Katrina, Through a Muddy Lens
Run like hell, WWL radio's talk-jock Garland Robinette was telling his New Orleans listeners. Hurricane Katrina had just shattered his entire floor-to-ceiling studio window overlooking the Louisiana Superdome. Reliving the episode for a documentary-film crew, Robinette described moving his broadcast to a closet and comforting cell-phone callers trapped in attics. "I'm dying here," one pleaded. "I couldn't believe what I was hearing," he recalled.
Amateur filmmaker Stephen Rue hopes to keep personal histories like Robinette's alive. The prominent local divorce attorney isn't a skilled auteur like Spike Lee or the other two teams (from Canada and Japan) making Katrina documentaries. But Rue trades on his local roots and footage of the Lower Ninth Ward that he collected just before the flood. Lying in a Texas hotel room the night the levees failed, Rue turned the camera on himself: "It's 2:45 in the morning," he said, "and people are drowning. I feel so helpless."

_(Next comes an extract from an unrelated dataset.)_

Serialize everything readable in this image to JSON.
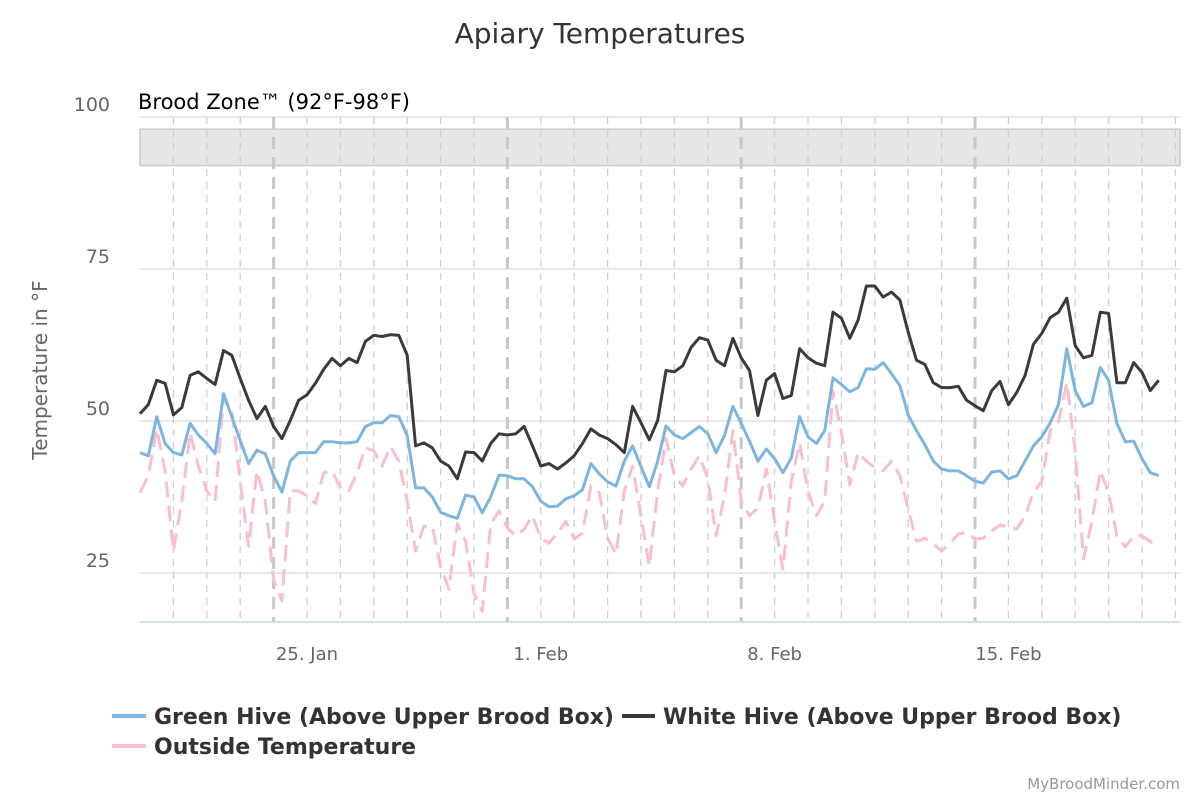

Rue returned to New Orleans and pulled tales of life, death and race from chefs, cops, musicians and Mardi Gras krewes. He also found contemporaneous video-- shot by residents and rescuers. "For oral history, you've got to get the voices as soon as you can," says Tulane University historian Douglas Brinkley. "Stephen's getting it in real time." For Rue, who lived the tragedy he filmed, those voices will echo for years to come.